Air rage incidents among economy-class passengers, the data show, turn out to be “nearly four times” more likely on planes that sport a first-class section. If coach-class passengers have to walk through first-class to reach their own seats, air rage incidents become, one analysis of the DeCelles-Norton research notes, “twice as likely again.”

An even more startling statistic: Having coach passengers walk through first class appears to be “roughly as likely to produce an air rage incident as a six-hour travel delay.”

Corporate America, conclude researchers DeCelles and Norton, has built physical and situational inequality “into people’s everyday environments.”

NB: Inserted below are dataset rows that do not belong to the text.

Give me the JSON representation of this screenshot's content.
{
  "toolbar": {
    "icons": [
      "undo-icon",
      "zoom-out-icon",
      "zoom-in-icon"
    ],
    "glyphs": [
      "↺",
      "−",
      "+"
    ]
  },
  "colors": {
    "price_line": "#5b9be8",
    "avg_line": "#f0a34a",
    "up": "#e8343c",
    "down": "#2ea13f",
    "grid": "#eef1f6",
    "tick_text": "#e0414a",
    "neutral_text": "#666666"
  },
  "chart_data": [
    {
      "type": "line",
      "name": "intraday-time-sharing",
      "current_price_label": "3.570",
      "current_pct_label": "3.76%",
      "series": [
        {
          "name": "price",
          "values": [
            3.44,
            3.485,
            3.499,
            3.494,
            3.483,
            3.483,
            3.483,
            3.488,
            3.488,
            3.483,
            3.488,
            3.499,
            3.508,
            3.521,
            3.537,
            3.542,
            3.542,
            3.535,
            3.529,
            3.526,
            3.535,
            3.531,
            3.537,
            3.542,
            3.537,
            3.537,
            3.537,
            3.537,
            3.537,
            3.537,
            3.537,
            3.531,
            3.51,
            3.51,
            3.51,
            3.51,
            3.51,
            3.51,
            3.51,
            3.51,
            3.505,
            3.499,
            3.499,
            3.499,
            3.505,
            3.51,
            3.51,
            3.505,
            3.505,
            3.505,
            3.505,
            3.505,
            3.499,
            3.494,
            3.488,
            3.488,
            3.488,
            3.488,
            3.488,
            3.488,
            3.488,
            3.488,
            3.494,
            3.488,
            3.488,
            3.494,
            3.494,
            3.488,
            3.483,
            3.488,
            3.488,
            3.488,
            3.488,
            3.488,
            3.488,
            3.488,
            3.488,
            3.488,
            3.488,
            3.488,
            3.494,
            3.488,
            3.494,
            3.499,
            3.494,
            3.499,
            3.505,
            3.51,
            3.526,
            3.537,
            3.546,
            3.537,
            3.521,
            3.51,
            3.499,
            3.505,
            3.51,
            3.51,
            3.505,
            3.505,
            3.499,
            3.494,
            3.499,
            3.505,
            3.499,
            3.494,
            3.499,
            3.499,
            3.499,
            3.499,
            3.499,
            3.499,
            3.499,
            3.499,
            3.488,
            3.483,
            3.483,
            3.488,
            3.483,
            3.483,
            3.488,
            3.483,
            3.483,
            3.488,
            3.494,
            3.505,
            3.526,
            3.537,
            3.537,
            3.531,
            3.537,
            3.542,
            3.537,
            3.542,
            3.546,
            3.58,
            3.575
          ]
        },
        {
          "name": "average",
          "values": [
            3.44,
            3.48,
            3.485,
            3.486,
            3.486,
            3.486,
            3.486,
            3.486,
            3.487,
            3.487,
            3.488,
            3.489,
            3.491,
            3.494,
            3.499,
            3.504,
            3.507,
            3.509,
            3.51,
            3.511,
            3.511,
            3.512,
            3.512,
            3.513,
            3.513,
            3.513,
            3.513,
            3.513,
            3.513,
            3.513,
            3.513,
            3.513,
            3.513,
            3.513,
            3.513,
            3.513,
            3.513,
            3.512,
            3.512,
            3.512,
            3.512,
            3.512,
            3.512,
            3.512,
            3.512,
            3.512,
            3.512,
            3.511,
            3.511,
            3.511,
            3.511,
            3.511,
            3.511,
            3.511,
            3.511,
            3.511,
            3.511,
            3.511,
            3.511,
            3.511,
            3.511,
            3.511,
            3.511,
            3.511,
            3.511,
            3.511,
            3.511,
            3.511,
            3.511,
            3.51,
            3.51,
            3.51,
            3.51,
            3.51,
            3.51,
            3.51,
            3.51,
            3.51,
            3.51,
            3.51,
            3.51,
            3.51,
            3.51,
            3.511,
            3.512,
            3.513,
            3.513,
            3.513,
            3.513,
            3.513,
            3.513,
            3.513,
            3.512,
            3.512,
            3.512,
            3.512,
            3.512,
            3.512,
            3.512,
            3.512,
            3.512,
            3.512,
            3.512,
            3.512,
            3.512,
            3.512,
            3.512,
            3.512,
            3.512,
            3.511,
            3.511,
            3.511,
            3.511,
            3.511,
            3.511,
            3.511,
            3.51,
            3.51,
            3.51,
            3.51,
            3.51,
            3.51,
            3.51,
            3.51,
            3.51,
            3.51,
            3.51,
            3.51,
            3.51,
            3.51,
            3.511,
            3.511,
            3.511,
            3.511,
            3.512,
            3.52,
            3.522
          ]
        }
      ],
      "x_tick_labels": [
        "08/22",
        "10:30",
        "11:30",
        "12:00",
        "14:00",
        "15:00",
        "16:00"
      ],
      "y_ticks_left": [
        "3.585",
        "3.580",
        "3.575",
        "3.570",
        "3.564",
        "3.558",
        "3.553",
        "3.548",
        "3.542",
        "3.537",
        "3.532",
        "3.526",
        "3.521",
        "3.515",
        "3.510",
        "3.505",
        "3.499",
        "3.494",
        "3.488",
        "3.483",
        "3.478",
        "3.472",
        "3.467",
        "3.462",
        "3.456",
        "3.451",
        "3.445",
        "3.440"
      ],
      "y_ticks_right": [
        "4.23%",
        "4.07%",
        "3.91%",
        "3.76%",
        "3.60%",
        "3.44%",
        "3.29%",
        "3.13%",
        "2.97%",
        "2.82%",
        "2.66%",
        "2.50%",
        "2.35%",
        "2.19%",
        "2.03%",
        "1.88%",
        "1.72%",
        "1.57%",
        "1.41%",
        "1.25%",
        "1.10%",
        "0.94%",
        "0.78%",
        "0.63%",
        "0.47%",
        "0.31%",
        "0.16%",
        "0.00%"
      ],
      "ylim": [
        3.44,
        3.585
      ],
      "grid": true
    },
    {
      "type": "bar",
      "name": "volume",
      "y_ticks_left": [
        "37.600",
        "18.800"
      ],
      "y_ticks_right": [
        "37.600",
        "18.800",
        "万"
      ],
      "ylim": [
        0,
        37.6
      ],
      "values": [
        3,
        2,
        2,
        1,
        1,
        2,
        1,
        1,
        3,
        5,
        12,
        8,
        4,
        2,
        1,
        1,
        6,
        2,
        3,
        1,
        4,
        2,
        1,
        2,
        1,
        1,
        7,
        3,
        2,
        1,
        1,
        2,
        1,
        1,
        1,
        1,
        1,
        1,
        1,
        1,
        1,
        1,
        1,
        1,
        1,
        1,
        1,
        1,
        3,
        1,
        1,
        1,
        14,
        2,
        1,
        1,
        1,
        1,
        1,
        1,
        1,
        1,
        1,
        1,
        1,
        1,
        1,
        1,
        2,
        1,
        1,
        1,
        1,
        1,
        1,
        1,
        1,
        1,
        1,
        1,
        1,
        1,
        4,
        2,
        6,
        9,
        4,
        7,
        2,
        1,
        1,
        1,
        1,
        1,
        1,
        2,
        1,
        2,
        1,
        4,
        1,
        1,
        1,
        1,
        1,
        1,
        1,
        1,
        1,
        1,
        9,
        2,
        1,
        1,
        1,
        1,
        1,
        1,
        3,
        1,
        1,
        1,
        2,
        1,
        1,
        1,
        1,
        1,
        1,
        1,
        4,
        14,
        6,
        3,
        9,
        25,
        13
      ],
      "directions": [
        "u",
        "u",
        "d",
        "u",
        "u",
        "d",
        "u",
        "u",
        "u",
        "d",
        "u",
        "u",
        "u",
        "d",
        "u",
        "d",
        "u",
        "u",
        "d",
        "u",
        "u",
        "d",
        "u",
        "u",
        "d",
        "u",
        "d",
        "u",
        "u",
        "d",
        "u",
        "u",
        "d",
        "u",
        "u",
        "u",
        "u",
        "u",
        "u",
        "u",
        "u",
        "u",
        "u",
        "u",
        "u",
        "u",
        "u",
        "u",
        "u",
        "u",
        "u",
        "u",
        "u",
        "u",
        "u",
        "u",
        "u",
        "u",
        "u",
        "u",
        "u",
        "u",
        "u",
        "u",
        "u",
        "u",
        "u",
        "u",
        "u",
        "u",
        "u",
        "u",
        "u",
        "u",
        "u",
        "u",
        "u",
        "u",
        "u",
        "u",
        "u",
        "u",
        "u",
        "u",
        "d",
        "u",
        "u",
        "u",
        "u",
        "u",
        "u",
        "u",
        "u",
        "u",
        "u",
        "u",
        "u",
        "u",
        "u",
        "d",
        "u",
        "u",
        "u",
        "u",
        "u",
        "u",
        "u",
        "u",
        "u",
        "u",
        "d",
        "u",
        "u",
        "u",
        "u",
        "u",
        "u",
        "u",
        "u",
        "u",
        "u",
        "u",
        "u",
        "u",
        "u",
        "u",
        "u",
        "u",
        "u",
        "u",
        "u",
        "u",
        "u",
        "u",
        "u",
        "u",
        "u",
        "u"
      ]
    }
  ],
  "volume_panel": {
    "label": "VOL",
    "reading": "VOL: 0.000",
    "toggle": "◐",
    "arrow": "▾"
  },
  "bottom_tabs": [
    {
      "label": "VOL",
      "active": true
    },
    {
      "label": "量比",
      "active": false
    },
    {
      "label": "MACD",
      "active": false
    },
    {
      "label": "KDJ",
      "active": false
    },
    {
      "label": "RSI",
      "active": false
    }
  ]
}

How can we end this inequality? Maybe we could get a little head start by discouraging lavish rewards for corporate execs who see average passengers as little more than sardines to be squeezed.

How lavish? United’s immediate past CEO, Jeff Smisek, had to step down in 2015 after a federal corruption probe implicated him in a favor-trading scheme. He walked away with $37 million in compensation, “including a car, free flights, and lifetime parking privileges at two major airports.”

Airline execs like Smisek all regularly rely on various subsidies that our tax dollars make possible. We could, if we so chose, start leveraging those tax dollars. We could, for instance, deny tax-funded airport subsidies to airlines that pay their top execs over 25 times what they pay their typical workers.

And if that doesn’t work? We can make the execs fly coach.